January 3, 2012

SMRT

OCBC Research on 3 Jan 2012


As expected, SMRT announced that it will increase train frequencies on the NSEWL (North-South East-West Lines) to lower the average interval waiting times during peak commuter travelling periods. As we have previously lowered our FY12F operating profits to account for the possibility of increased train runs and higher 3Q repair and maintenance costs, we are leaving our earnings estimates unchanged pending the release of SMRT’s 3Q12 results. Concurrently, the Committee of Inquiry has been appointed by the transport minister to look into last month’s service disruptions. In terms of valuation, we are maintaining our assertion that SMRT’s dividend payout ability remains intact at least for the year. Therefore, we leave our DDM-derived fair value of S$2.04 unchanged and maintain our BUY rating on SMRT.


Train frequency to increase as expected. SMRT announced on Sunday that it will increase train frequencies on the NSEWL (North-South East-West Lines) to lower the average interval waiting times during peak commuter travelling periods. Previously, the interval between trains had been between 3.75-5 minutes following the operational loss of 13 damaged trains but will now return to an interval of between 2.14-3 minutes following the subsequent repairs made to 12 of the trains. However, speed restrictions for certain parts of the NSEWL tracks will remain in place – as a precautionary measure pending the conclusion of further investigation – and will add about two minutes to end-to-end travel time.

Committee of Inquiry appointed; internal investigation ongoing. The transport minister has appointed a three-person Committee of Inquiry (COI) to look into last month’s service disruptions. The COI will gather information from SMRT and the Land Transport Authority (LTA) as well as solicit evidence from the public. Meanwhile, internally, SMRT has commenced its own investigation, which is expected to take at least two months to complete.

Higher costs factored in; earnings estimates unchanged. As we have previously lowered our FY12F operating profits to account for the possibility of increased train runs and higher 3Q repair and maintenance costs, we are leaving our earnings estimates unchanged pending the release of SMRT’s 3Q12 results.

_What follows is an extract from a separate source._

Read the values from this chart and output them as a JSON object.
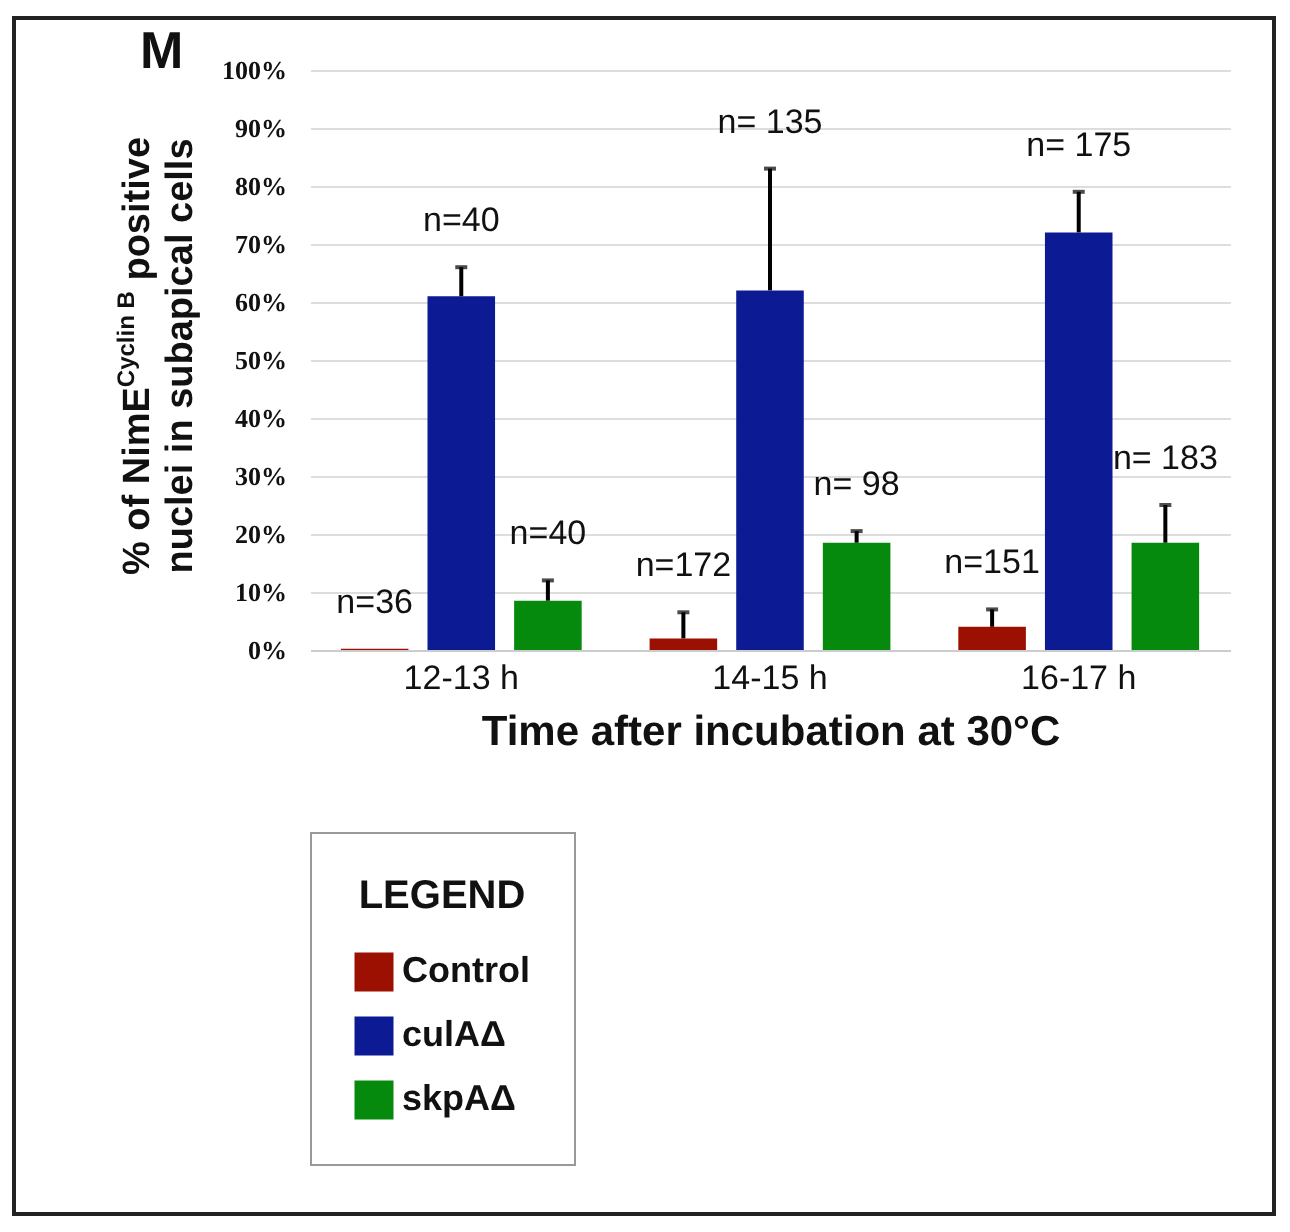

Dividend payout uninhibited – maintain BUY. Even with the expected increase in repair and maintenance expenses as well as electricity consumption costs resulting from a greater number of train runs, we maintain our assertion that SMRT’s dividend payout ability remains intact at least for the year (FY12F dividend yield: 4.4%). Therefore, we leave our DDM-derived fair value of S$2.04 unchanged and maintain our BUY rating on SMRT.